1630- Class adjourned. Will phone recorded everyone to debrief (what you liked, what you did not like). It was hard to think of everything on the spot.
Altogether, I shot 250 rounds.
What I liked
1. Sean, Will, and Paul were skilled, nice, and down to earth. They were strict when they needed to be but amiable when not shooting.
2. Safety was maintained and I never felt endangered.
3. I picked up a new way to shoulder transition.
4. Had a good day practicing fundamentals.
5. I liked the “Target” vs “Threat” range commands that forced us to discriminate
6. Paul’s sharing of his combat life lessons
7. My equipment worked well
8. The slick registration on tablets. Although with everyone touching the same screen it was not exactly hygienic.
What I did not like
1. The lack of transparency on who was teaching the class. If you are going to outsource your teaching, then let me know. Now it is not like they said Instructor A was teaching and instructor B shows up.

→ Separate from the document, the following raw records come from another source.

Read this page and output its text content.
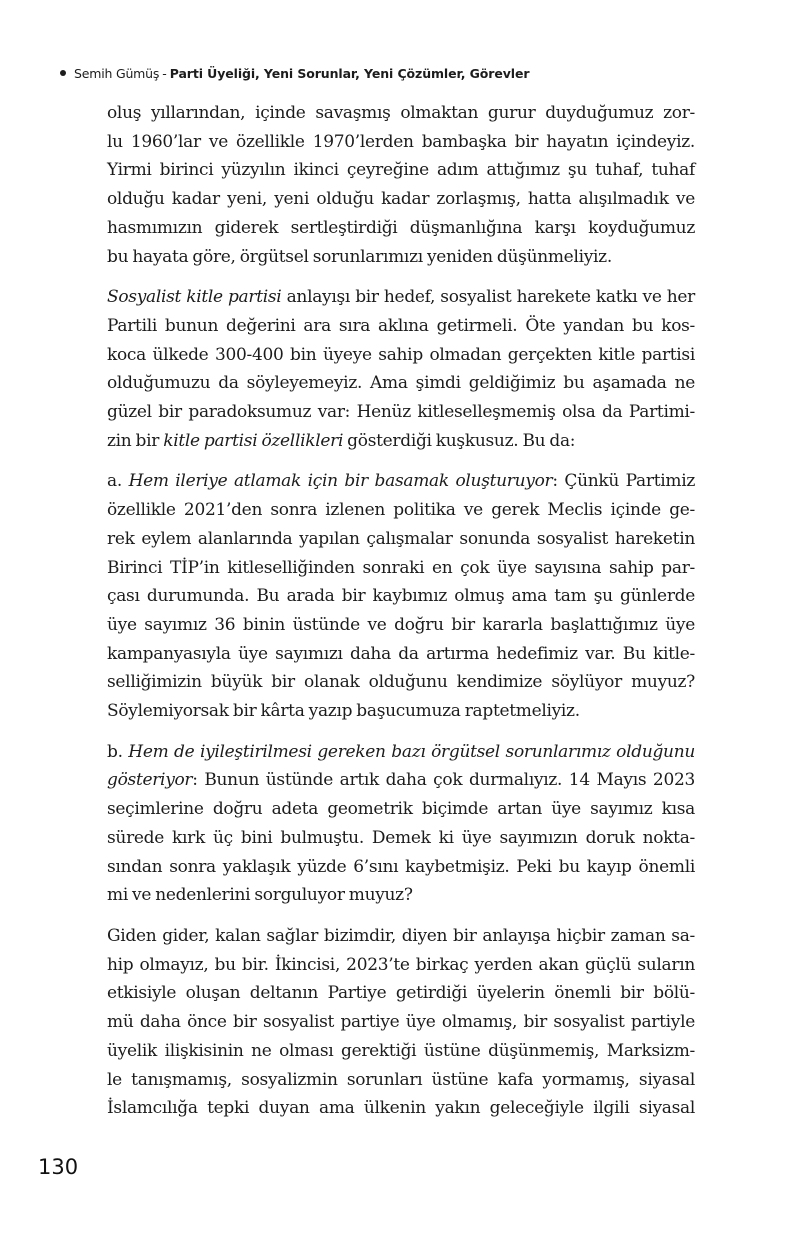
Semih Gümüş - Parti Üyeliği, Yeni Sorunlar, Yeni Çözümler, Görevler

oluş yıllarından, içinde savaşmış olmaktan gurur duyduğumuz zor-
lu 1960’lar ve özellikle 1970’lerden bambaşka bir hayatın içindeyiz.
Yirmi birinci yüzyılın ikinci çeyreğine adım attığımız şu tuhaf, tuhaf
olduğu kadar yeni, yeni olduğu kadar zorlaşmış, hatta alışılmadık ve
hasmımızın giderek sertleştirdiği düşmanlığına karşı koyduğumuz
bu hayata göre, örgütsel sorunlarımızı yeniden düşünmeliyiz.

Sosyalist kitle partisi anlayışı bir hedef, sosyalist harekete katkı ve her
Partili bunun değerini ara sıra aklına getirmeli. Öte yandan bu kos-
koca ülkede 300-400 bin üyeye sahip olmadan gerçekten kitle partisi
olduğumuzu da söyleyemeyiz. Ama şimdi geldiğimiz bu aşamada ne
güzel bir paradoksumuz var: Henüz kitleselleşmemiş olsa da Partimi-
zin bir kitle partisi özellikleri gösterdiği kuşkusuz. Bu da:

a. Hem ileriye atlamak için bir basamak oluşturuyor: Çünkü Partimiz
özellikle 2021’den sonra izlenen politika ve gerek Meclis içinde ge-
rek eylem alanlarında yapılan çalışmalar sonunda sosyalist hareketin
Birinci TİP’in kitleselliğinden sonraki en çok üye sayısına sahip par-
çası durumunda. Bu arada bir kaybımız olmuş ama tam şu günlerde
üye sayımız 36 binin üstünde ve doğru bir kararla başlattığımız üye
kampanyasıyla üye sayımızı daha da artırma hedefimiz var. Bu kitle-
selliğimizin büyük bir olanak olduğunu kendimize söylüyor muyuz?
Söylemiyorsak bir kârta yazıp başucumuza raptetmeliyiz.

b. Hem de iyileştirilmesi gereken bazı örgütsel sorunlarımız olduğunu
gösteriyor: Bunun üstünde artık daha çok durmalıyız. 14 Mayıs 2023
seçimlerine doğru adeta geometrik biçimde artan üye sayımız kısa
sürede kırk üç bini bulmuştu. Demek ki üye sayımızın doruk nokta-
sından sonra yaklaşık yüzde 6’sını kaybetmişiz. Peki bu kayıp önemli
mi ve nedenlerini sorguluyor muyuz?

Giden gider, kalan sağlar bizimdir, diyen bir anlayışa hiçbir zaman sa-
hip olmayız, bu bir. İkincisi, 2023’te birkaç yerden akan güçlü suların
etkisiyle oluşan deltanın Partiye getirdiği üyelerin önemli bir bölü-
mü daha önce bir sosyalist partiye üye olmamış, bir sosyalist partiyle
üyelik ilişkisinin ne olması gerektiği üstüne düşünmemiş, Marksizm-
le tanışmamış, sosyalizmin sorunları üstüne kafa yormamış, siyasal
İslamcılığa tepki duyan ama ülkenin yakın geleceğiyle ilgili siyasal

130
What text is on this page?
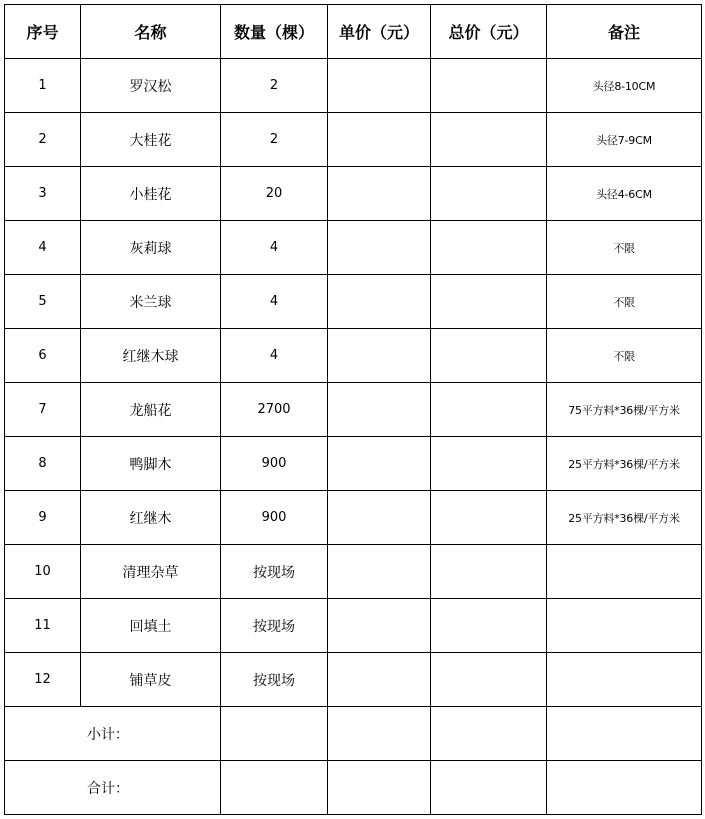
序号	名称	数量（棵）	单价（元）	总价（元）	备注
1	罗汉松	2			头径8-10CM
2	大桂花	2			头径7-9CM
3	小桂花	20			头径4-6CM
4	灰莉球	4			不限
5	米兰球	4			不限
6	红继木球	4			不限
7	龙船花	2700			75平方料*36棵/平方米
8	鸭脚木	900			25平方料*36棵/平方米
9	红继木	900			25平方料*36棵/平方米
10	清理杂草	按现场			
11	回填土	按现场			
12	铺草皮	按现场			
小计：					
合计：					
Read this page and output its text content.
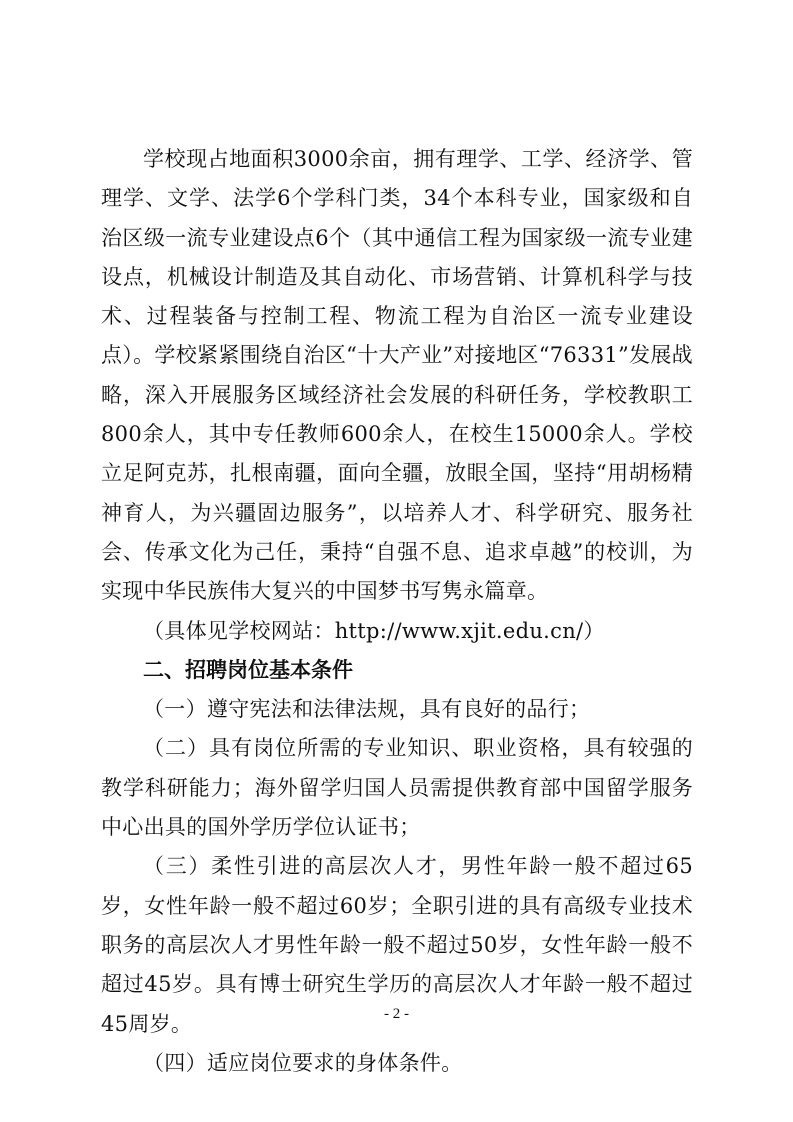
学校现占地面积3000余亩，拥有理学、工学、经济学、管理学、文学、法学6个学科门类，34个本科专业，国家级和自治区级一流专业建设点6个（其中通信工程为国家级一流专业建设点，机械设计制造及其自动化、市场营销、计算机科学与技术、过程装备与控制工程、物流工程为自治区一流专业建设点）。学校紧紧围绕自治区“十大产业”对接地区“76331”发展战略，深入开展服务区域经济社会发展的科研任务，学校教职工800余人，其中专任教师600余人，在校生15000余人。学校立足阿克苏，扎根南疆，面向全疆，放眼全国，坚持“用胡杨精神育人，为兴疆固边服务”，以培养人才、科学研究、服务社会、传承文化为己任，秉持“自强不息、追求卓越”的校训，为实现中华民族伟大复兴的中国梦书写隽永篇章。

（具体见学校网站：http://www.xjit.edu.cn/）

二、招聘岗位基本条件

（一）遵守宪法和法律法规，具有良好的品行；

（二）具有岗位所需的专业知识、职业资格，具有较强的教学科研能力；海外留学归国人员需提供教育部中国留学服务中心出具的国外学历学位认证书；

（三）柔性引进的高层次人才，男性年龄一般不超过65岁，女性年龄一般不超过60岁；全职引进的具有高级专业技术职务的高层次人才男性年龄一般不超过50岁，女性年龄一般不超过45岁。具有博士研究生学历的高层次人才年龄一般不超过45周岁。

（四）适应岗位要求的身体条件。

- 2 -
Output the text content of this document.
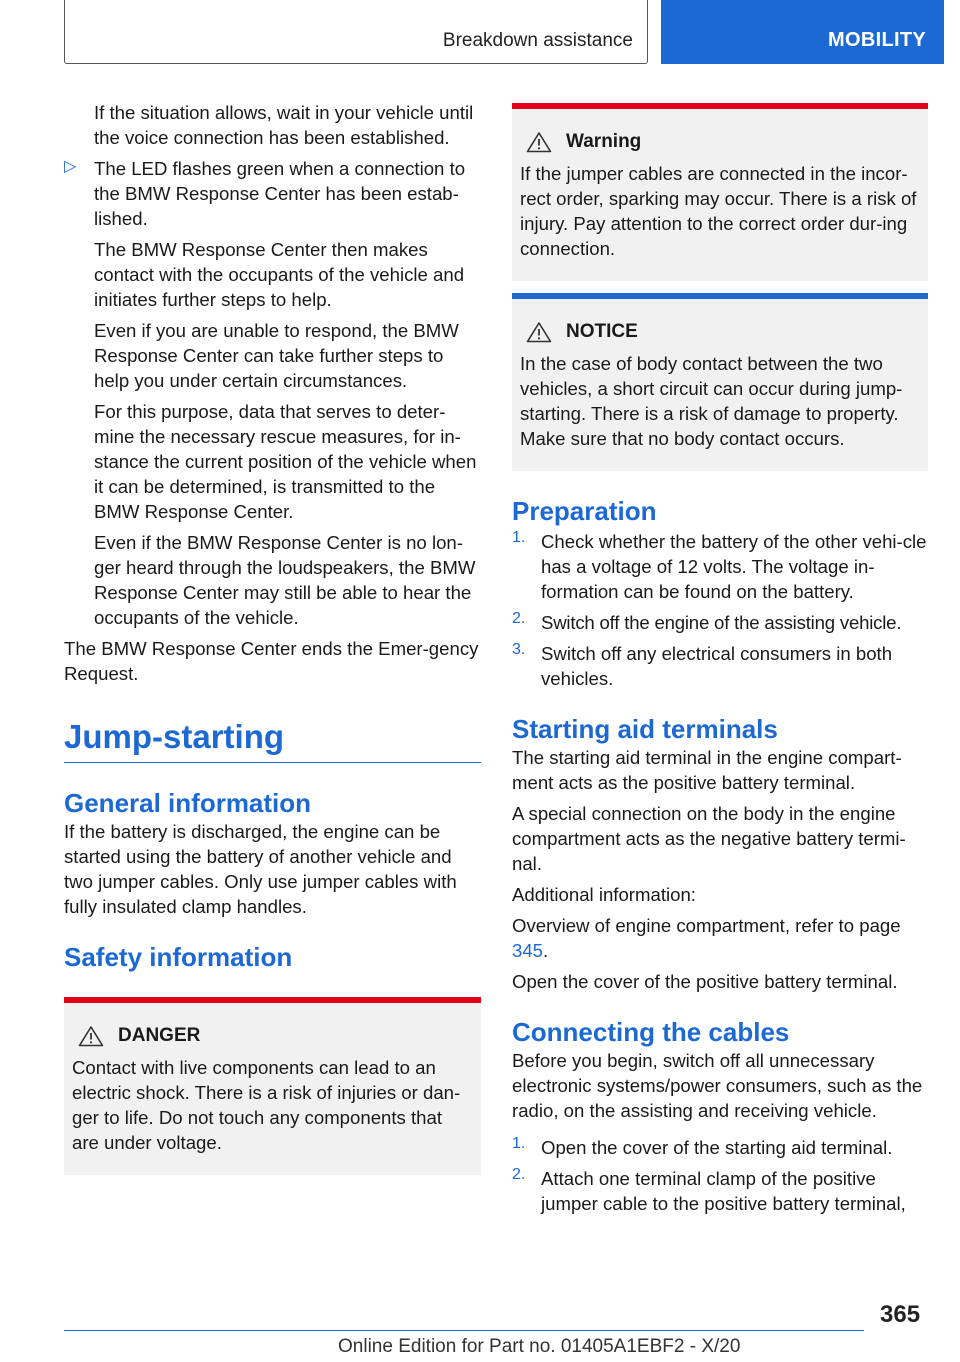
Breakdown assistance	MOBILITY

If the situation allows, wait in your vehicle until the voice connection has been established.

▷ The LED flashes green when a connection to the BMW Response Center has been estab-lished.

The BMW Response Center then makes contact with the occupants of the vehicle and initiates further steps to help.

Even if you are unable to respond, the BMW Response Center can take further steps to help you under certain circumstances.

For this purpose, data that serves to deter-mine the necessary rescue measures, for in-stance the current position of the vehicle when it can be determined, is transmitted to the BMW Response Center.

Even if the BMW Response Center is no lon-ger heard through the loudspeakers, the BMW Response Center may still be able to hear the occupants of the vehicle.

The BMW Response Center ends the Emer-gency Request.

Jump-starting
General information

If the battery is discharged, the engine can be started using the battery of another vehicle and two jumper cables. Only use jumper cables with fully insulated clamp handles.

Safety information
DANGER

Contact with live components can lead to an electric shock. There is a risk of injuries or dan-ger to life. Do not touch any components that are under voltage.

Warning

If the jumper cables are connected in the incor-rect order, sparking may occur. There is a risk of injury. Pay attention to the correct order dur-ing connection.

NOTICE

In the case of body contact between the two vehicles, a short circuit can occur during jump-starting. There is a risk of damage to property. Make sure that no body contact occurs.

Preparation
1. Check whether the battery of the other vehi-cle has a voltage of 12 volts. The voltage in-formation can be found on the battery.

2. Switch off the engine of the assisting vehicle.

3. Switch off any electrical consumers in both vehicles.

Starting aid terminals

The starting aid terminal in the engine compart-ment acts as the positive battery terminal.

A special connection on the body in the engine compartment acts as the negative battery termi-nal.

Additional information:

Overview of engine compartment, refer to page 345.

Open the cover of the positive battery terminal.

Connecting the cables

Before you begin, switch off all unnecessary electronic systems/power consumers, such as the radio, on the assisting and receiving vehicle.

1. Open the cover of the starting aid terminal.

2. Attach one terminal clamp of the positive jumper cable to the positive battery terminal,

365
Online Edition for Part no. 01405A1EBF2 - X/20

However, all their website and video footage shows a small cadre of instructors so as a consumer, that is what you expect.
2. The CQB rough zero and how some students were clearly off.
3. The lack of accuracy accountability. We did not mark off errant misses and we all shot at our neighbor’s targets on the box drills. After a few sessions, it was impossible to tell how accurate you were, especially with the shooting and moving drills. We basically used the same paper targets the entire class and they were all chewed up. We did not change targets even once. For a class that advertises “designed to teach you the fundamentals of Gun Fighting in defense of your life,” accuracy seemed to take a backseat.
4. Discussion of topics that were important but spending too much time on talking. We did not shoot until TWO HOURS after start time. Am I being unreasonable? Perhaps. The upside is I saved more ammo.
5. I wished there were more drills on malfunctions. But I can practice that at home
6. Fighting off the X and stress drills to test your skills were in the course description but not covered. This was actually the part that I was looking forward to the most.
Personally, I had a lot of expectations for this class going in. I have been following Fieldcraft Survival on social media for some time and was quite excited at attending one of their training classes. They seem to sell out very quickly, which would suggest either good marketing, good quality, or both. They have great social media content, slick advertising, and an enticing class description. With 34 classes over the span of eight years, I have attended classes that were great, good, okay, and poor. This class was okay.